Libia, al via rientro di italiani su una nave. Chiusa ambasciata a Tripoli

L'ambasciata d'Italia a Tripoli ha sospeso le sue attività in relazione al peggioramento delle condizioni di sicurezza. Il personale e' stato temporaneamente rimpatriato via mare. I servizi essenziali saranno comunque assicurati. Intanto è cominciato il rientro di una parte di italiani dalla Libia, visto il peggiorare della situazione sul terreno, con l'avanzata jihadista verso l'ovest del Paese. In particolare, è in corso un'operazione di rimpatrio a bordo di una nave degli italiani residenti in Libia che hanno deciso di lasciare il Paese. La nave è salpata sotto la scorta della Marina Militare e la sorveglianza aerea di un Predator dell'Aeronautica.

Al via l'operazione di rimpatrio degli italiani dalla Libia sotto la sorveglianza aerea di un velivolo a pilotaggio remoto Predator dell'Aeronautica, che controlla lo spazio aereo dove avviene l'imbarco. Mobilitata anche una nave della Marina militare con compiti di scorta.

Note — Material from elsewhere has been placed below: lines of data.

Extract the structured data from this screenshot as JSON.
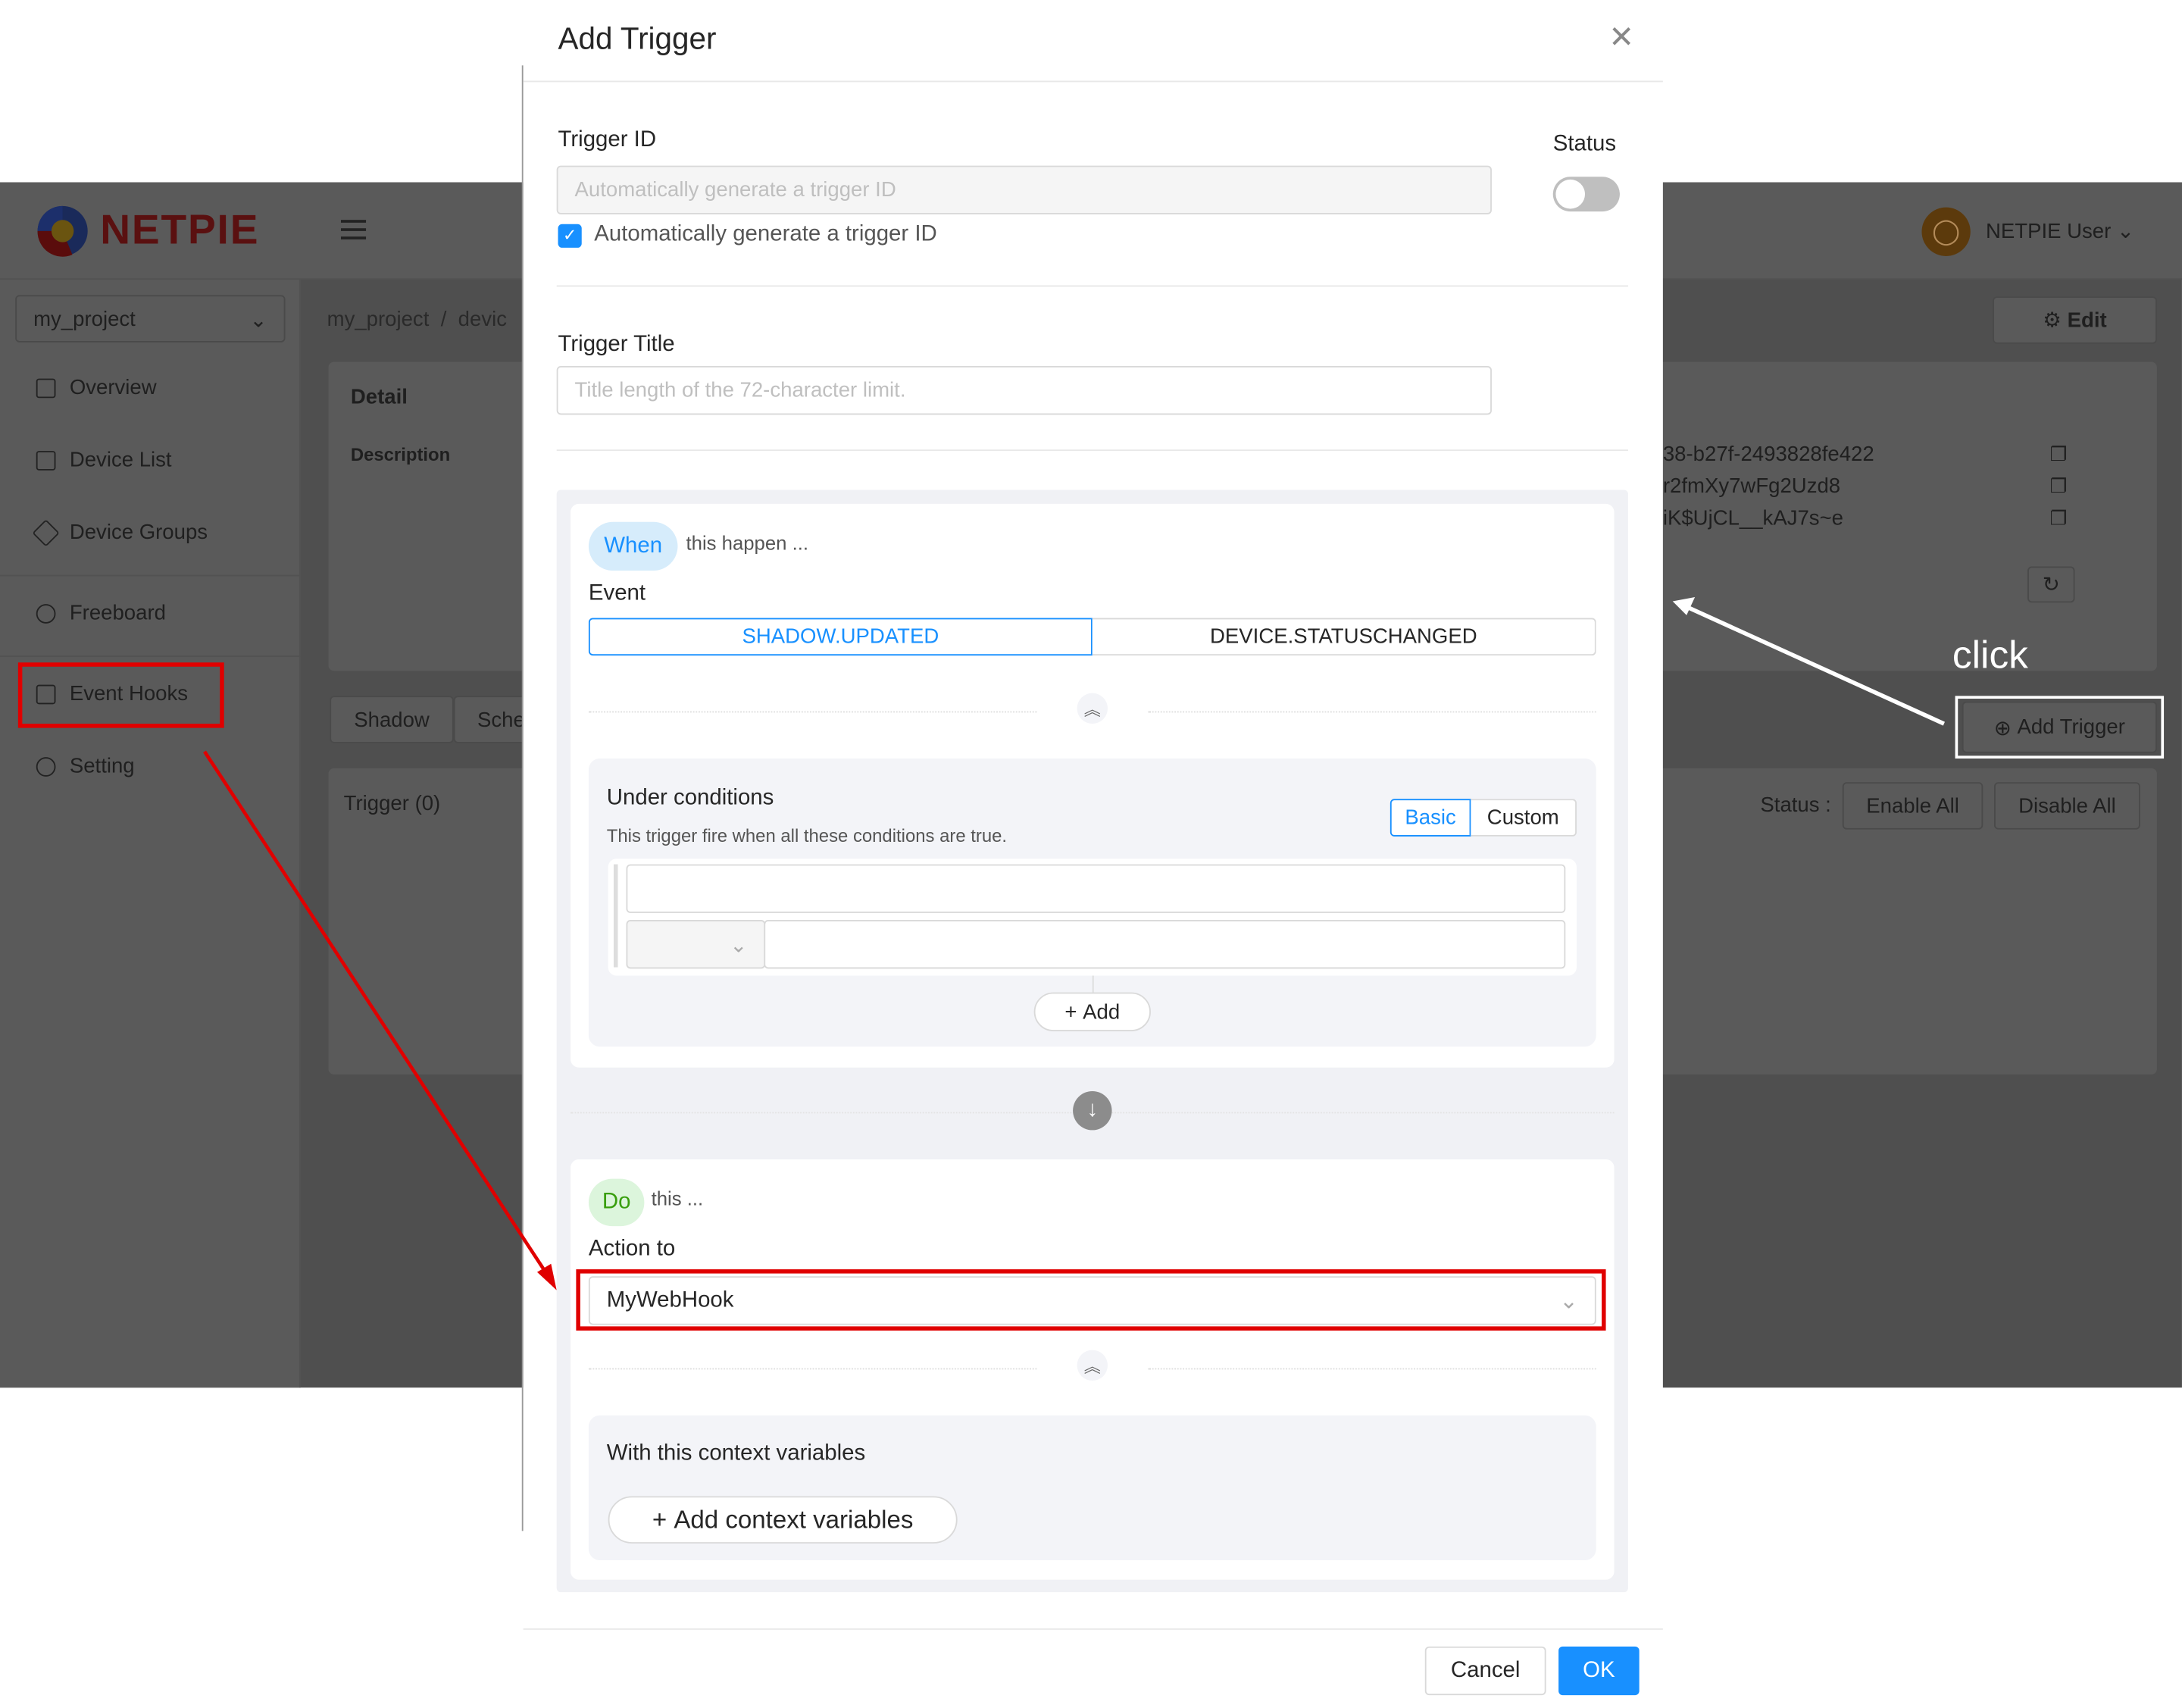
{
  "app": {
    "logo_text": "NETPIE",
    "project_select": "my_project",
    "breadcrumb": [
      "my_project",
      "/",
      "devic"
    ],
    "user_name": "NETPIE User",
    "edit_label": "Edit",
    "sidebar": [
      {
        "label": "Overview",
        "icon": "grid-icon"
      },
      {
        "label": "Device List",
        "icon": "device-list-icon"
      },
      {
        "label": "Device Groups",
        "icon": "tag-icon"
      },
      {
        "label": "Freeboard",
        "icon": "dashboard-icon"
      },
      {
        "label": "Event Hooks",
        "icon": "terminal-icon"
      },
      {
        "label": "Setting",
        "icon": "gear-icon"
      }
    ],
    "detail_title": "Detail",
    "description_label": "Description",
    "credentials": [
      "38-b27f-2493828fe422",
      "r2fmXy7wFg2Uzd8",
      "iK$UjCL__kAJ7s~e"
    ],
    "tabs": [
      "Shadow",
      "Sche"
    ],
    "trigger_count": "Trigger (0)",
    "add_trigger": "Add Trigger",
    "status_label": "Status :",
    "enable_all": "Enable All",
    "disable_all": "Disable All"
  },
  "annotation": {
    "click_text": "click",
    "color": "#e00000"
  },
  "modal": {
    "title": "Add Trigger",
    "trigger_id_label": "Trigger ID",
    "trigger_id_placeholder": "Automatically generate a trigger ID",
    "auto_generate_label": "Automatically generate a trigger ID",
    "auto_generate_checked": true,
    "status_label": "Status",
    "status_on": false,
    "trigger_title_label": "Trigger Title",
    "trigger_title_placeholder": "Title length of the 72-character limit.",
    "when": {
      "pill": "When",
      "text": "this happen ...",
      "event_label": "Event",
      "events": [
        "SHADOW.UPDATED",
        "DEVICE.STATUSCHANGED"
      ],
      "selected_event": "SHADOW.UPDATED",
      "conditions_title": "Under conditions",
      "conditions_desc": "This trigger fire when all these conditions are true.",
      "modes": [
        "Basic",
        "Custom"
      ],
      "selected_mode": "Basic",
      "add_label": "Add"
    },
    "do": {
      "pill": "Do",
      "text": "this ...",
      "action_label": "Action to",
      "action_value": "MyWebHook",
      "context_title": "With this context variables",
      "add_context_label": "Add context variables"
    },
    "cancel_label": "Cancel",
    "ok_label": "OK",
    "accent": "#1890ff"
  }
}
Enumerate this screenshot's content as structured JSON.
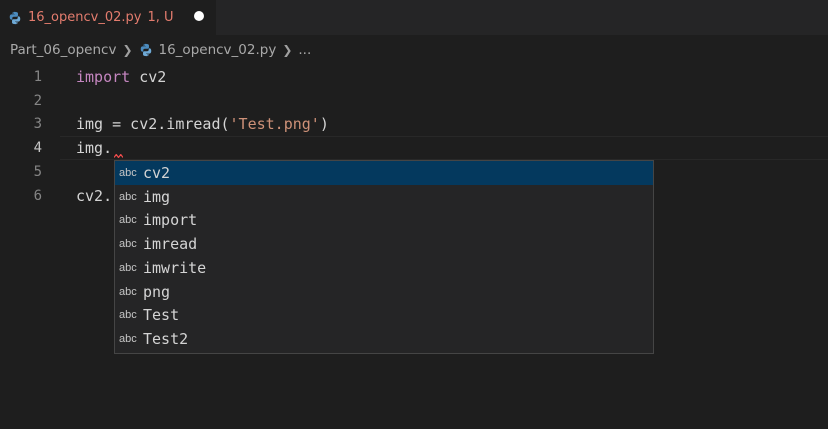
{
  "tab": {
    "filename": "16_opencv_02.py",
    "status": "1, U"
  },
  "breadcrumb": {
    "folder": "Part_06_opencv",
    "file": "16_opencv_02.py",
    "more": "..."
  },
  "gutter": {
    "lines": [
      "1",
      "2",
      "3",
      "4",
      "5",
      "6"
    ]
  },
  "code": {
    "line1": {
      "keyword": "import",
      "rest": " cv2"
    },
    "line3": {
      "pre": "img = cv2.imread(",
      "string": "'Test.png'",
      "post": ")"
    },
    "line4": {
      "text": "img."
    },
    "line6": {
      "text": "cv2."
    }
  },
  "suggest": {
    "kind_label": "abc",
    "items": [
      "cv2",
      "img",
      "import",
      "imread",
      "imwrite",
      "png",
      "Test",
      "Test2"
    ]
  },
  "colors": {
    "keyword": "#c586c0",
    "string": "#ce9178",
    "selection": "#04395e",
    "tab_text": "#e37c6e"
  }
}
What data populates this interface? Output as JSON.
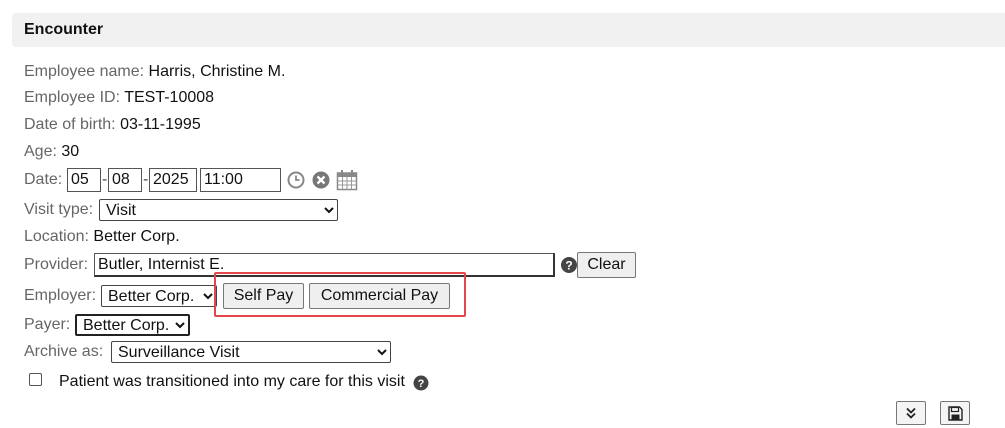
{
  "section_title": "Encounter",
  "fields": {
    "employee_name": {
      "label": "Employee name:",
      "value": "Harris, Christine M."
    },
    "employee_id": {
      "label": "Employee ID:",
      "value": "TEST-10008"
    },
    "dob": {
      "label": "Date of birth:",
      "value": "03-11-1995"
    },
    "age": {
      "label": "Age:",
      "value": "30"
    },
    "date": {
      "label": "Date:",
      "month": "05",
      "day": "08",
      "year": "2025",
      "time": "11:00",
      "sep": "-"
    },
    "visit_type": {
      "label": "Visit type:",
      "selected": "Visit"
    },
    "location": {
      "label": "Location:",
      "value": "Better Corp."
    },
    "provider": {
      "label": "Provider:",
      "value": "Butler, Internist E.",
      "clear_label": "Clear"
    },
    "employer": {
      "label": "Employer:",
      "selected": "Better Corp.",
      "self_pay_label": "Self Pay",
      "commercial_pay_label": "Commercial Pay"
    },
    "payer": {
      "label": "Payer:",
      "selected": "Better Corp."
    },
    "archive_as": {
      "label": "Archive as:",
      "selected": "Surveillance Visit"
    },
    "transitioned": {
      "label": "Patient was transitioned into my care for this visit",
      "checked": false
    }
  },
  "colors": {
    "highlight": "#e3474b",
    "header_bg": "#f1f1f1"
  },
  "icons": [
    "clock-icon",
    "clear-date-icon",
    "calendar-icon",
    "help-icon",
    "expand-down-icon",
    "save-icon"
  ]
}
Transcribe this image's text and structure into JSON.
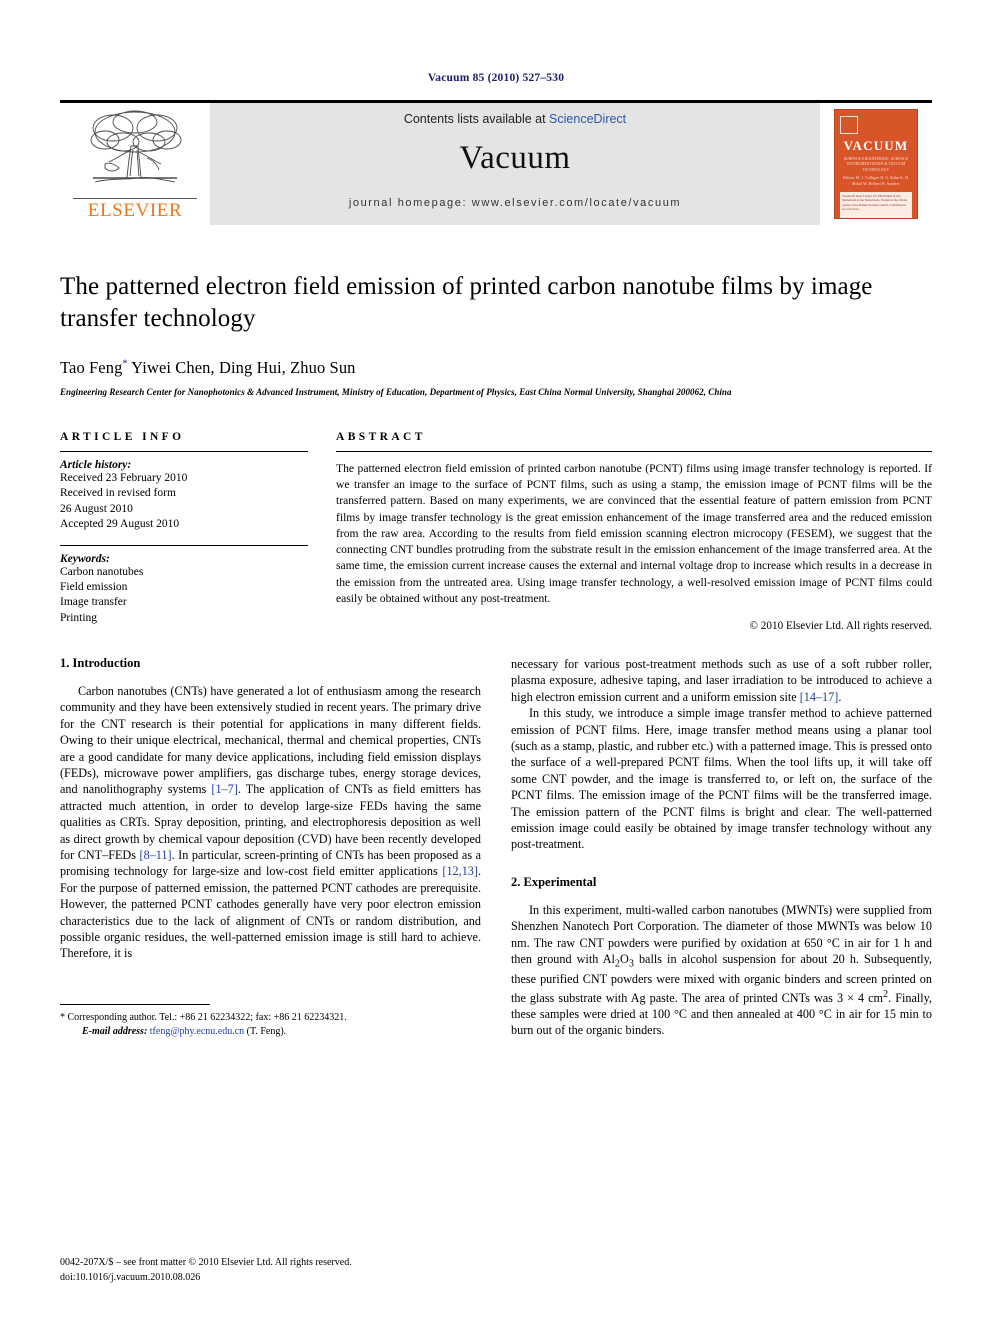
{
  "running_head": "Vacuum 85 (2010) 527–530",
  "masthead": {
    "contents_prefix": "Contents lists available at ",
    "sciencedirect": "ScienceDirect",
    "journal_name": "Vacuum",
    "homepage": "journal homepage: www.elsevier.com/locate/vacuum",
    "publisher_wordmark": "ELSEVIER",
    "cover": {
      "title": "VACUUM",
      "subtitle": "SURFACE ENGINEERING, SURFACE INSTRUMENTATION\n& VACUUM TECHNOLOGY",
      "editors": "Editors\nM. J. Colligon   H. G. Kuhn   K. H. Mittal\nW. Holbert   B. Sanders",
      "body_note": "Volume 85 Issue 5 Pages 527-660 Printed in The Netherlands in the Netherlands.\nVacuum is the official journal of the British Vacuum Council. Contributions are welcomed.",
      "footer": "Available online at\nScienceDirect"
    }
  },
  "article": {
    "title": "The patterned electron field emission of printed carbon nanotube films by image transfer technology",
    "authors": "Tao Feng, Yiwei Chen, Ding Hui, Zhuo Sun",
    "corresponding_marker": "*",
    "affiliation": "Engineering Research Center for Nanophotonics & Advanced Instrument, Ministry of Education, Department of Physics, East China Normal University, Shanghai 200062, China"
  },
  "article_info": {
    "label": "ARTICLE INFO",
    "history_title": "Article history:",
    "history": [
      "Received 23 February 2010",
      "Received in revised form",
      "26 August 2010",
      "Accepted 29 August 2010"
    ],
    "keywords_title": "Keywords:",
    "keywords": [
      "Carbon nanotubes",
      "Field emission",
      "Image transfer",
      "Printing"
    ]
  },
  "abstract": {
    "label": "ABSTRACT",
    "text": "The patterned electron field emission of printed carbon nanotube (PCNT) films using image transfer technology is reported. If we transfer an image to the surface of PCNT films, such as using a stamp, the emission image of PCNT films will be the transferred pattern. Based on many experiments, we are convinced that the essential feature of pattern emission from PCNT films by image transfer technology is the great emission enhancement of the image transferred area and the reduced emission from the raw area. According to the results from field emission scanning electron microcopy (FESEM), we suggest that the connecting CNT bundles protruding from the substrate result in the emission enhancement of the image transferred area. At the same time, the emission current increase causes the external and internal voltage drop to increase which results in a decrease in the emission from the untreated area. Using image transfer technology, a well-resolved emission image of PCNT films could easily be obtained without any post-treatment.",
    "copyright": "© 2010 Elsevier Ltd. All rights reserved."
  },
  "sections": {
    "introduction_head": "1.  Introduction",
    "intro_p1_a": "Carbon nanotubes (CNTs) have generated a lot of enthusiasm among the research community and they have been extensively studied in recent years. The primary drive for the CNT research is their potential for applications in many different fields. Owing to their unique electrical, mechanical, thermal and chemical properties, CNTs are a good candidate for many device applications, including field emission displays (FEDs), microwave power amplifiers, gas discharge tubes, energy storage devices, and nanolithography systems ",
    "ref_1_7": "[1–7]",
    "intro_p1_b": ". The application of CNTs as field emitters has attracted much attention, in order to develop large-size FEDs having the same qualities as CRTs. Spray deposition, printing, and electrophoresis deposition as well as direct growth by chemical vapour deposition (CVD) have been recently developed for CNT–FEDs ",
    "ref_8_11": "[8–11]",
    "intro_p1_c": ". In particular, screen-printing of CNTs has been proposed as a promising technology for large-size and low-cost field emitter applications ",
    "ref_12_13": "[12,13]",
    "intro_p1_d": ". For the purpose of patterned emission, the patterned PCNT cathodes are prerequisite. However, the patterned PCNT cathodes generally have very poor electron emission characteristics due to the lack of alignment of CNTs or random distribution, and possible organic residues, the well-patterned emission image is still hard to achieve. Therefore, it is",
    "intro_p1_e": "necessary for various post-treatment methods such as use of a soft rubber roller, plasma exposure, adhesive taping, and laser irradiation to be introduced to achieve a high electron emission current and a uniform emission site ",
    "ref_14_17": "[14–17]",
    "intro_p1_f": ".",
    "intro_p2": "In this study, we introduce a simple image transfer method to achieve patterned emission of PCNT films. Here, image transfer method means using a planar tool (such as a stamp, plastic, and rubber etc.) with a patterned image. This is pressed onto the surface of a well-prepared PCNT films. When the tool lifts up, it will take off some CNT powder, and the image is transferred to, or left on, the surface of the PCNT films. The emission image of the PCNT films will be the transferred image. The emission pattern of the PCNT films is bright and clear. The well-patterned emission image could easily be obtained by image transfer technology without any post-treatment.",
    "experimental_head": "2.  Experimental",
    "exp_p1_a": "In this experiment, multi-walled carbon nanotubes (MWNTs) were supplied from Shenzhen Nanotech Port Corporation. The diameter of those MWNTs was below 10 nm. The raw CNT powders were purified by oxidation at 650 °C in air for 1 h and then ground with Al",
    "exp_sub_2": "2",
    "exp_p1_b": "O",
    "exp_sub_3": "3",
    "exp_p1_c": " balls in alcohol suspension for about 20 h. Subsequently, these purified CNT powders were mixed with organic binders and screen printed on the glass substrate with Ag paste. The area of printed CNTs was 3 × 4 cm",
    "exp_sup_2": "2",
    "exp_p1_d": ". Finally, these samples were dried at 100 °C and then annealed at 400 °C in air for 15 min to burn out of the organic binders."
  },
  "footnote": {
    "marker": "*",
    "corresponding": "Corresponding author. Tel.: +86 21 62234322; fax: +86 21 62234321.",
    "email_label": "E-mail address:",
    "email": "tfeng@phy.ecnu.edu.cn",
    "email_suffix": "(T. Feng)."
  },
  "page_footer": {
    "issn_line": "0042-207X/$ – see front matter © 2010 Elsevier Ltd. All rights reserved.",
    "doi_line": "doi:10.1016/j.vacuum.2010.08.026"
  },
  "colors": {
    "elsevier_orange": "#E87722",
    "link_blue": "#2b59a8",
    "ref_blue": "#1f3d9e",
    "header_navy": "#1a1a6e",
    "masthead_grey": "#e4e4e4",
    "cover_orange": "#d8552a"
  }
}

"Non si tratta di un'evacuazione" dalla Libia, "ma è in corso una delle preannunciate operazioni di alleggerimento dei connazionali presenti nel Paese". E' quanto si riferisce alla Farnesina riguardo gli eventi in corso in queste ore in Libia. E' dal primo febbraio scorso che, con un warning particolare pubblicato sul sito www.viaggiaresicuri, la Farnesina ha "ribadito il pressante invito ai connazionali a non recarsi in Libia e a quelli tuttora presenti a lasciare temporaneamente il Paese", a fronte del "progressivo deterioramento della situazione di sicurezza".

 "L'Italia è pronta a guidare in Libia una coalizione di paesi dell'area, europei e dell'Africa del Nord, per fermare l'avanzata del Califfato che è arrivato a 350 chilometri dalle nostre coste. Se in Afghanistan abbiamo mandato fino a 5mila uomini, in un paese come la Libia che ci riguarda molto più da vicino e in cui il rischio di deterioramento è molto più preoccupante per l'Italia, la nostra missione può essere significativa e impegnativa, anche numericamente". Il ministro della Difesa, Roberta Pinotti, intervistata dal Messaggero, dice: "Ne discutiamo da mesi, ma ora l'intervento è diventato urgente". "Mezzi, composizione e regole d'ingaggio li decideremo con gli alleati in base allo spirito e al mandato della missione Onu", spiega. "In Libia, eliminato il tappo Gheddafi, le tensioni sottostanti sono esplose", aggiunge, e ora "bisogna fare come nei Balcani, dove per scongiurare la bonifica etnica abbiamo invitato decine di migliaia di uomini e abbiamo contingenti dopo vent'anni per stabilizzare territorio". Quanto al potenziale del Califfato, qualche mese erano stati stimati 25mila combattenti, ora secondo il ministro "potrebbero essere 30mila o anche più", e sugli armamenti ricorda "i momenti d'ombra" sulla sorte della armi di Gheddafi. Quindi il ministro precisa che "ogni decisione e passaggio verrà fatto in Parlamento. Giovedì il ministro Gentiloni fornirà informazioni e valutazioni".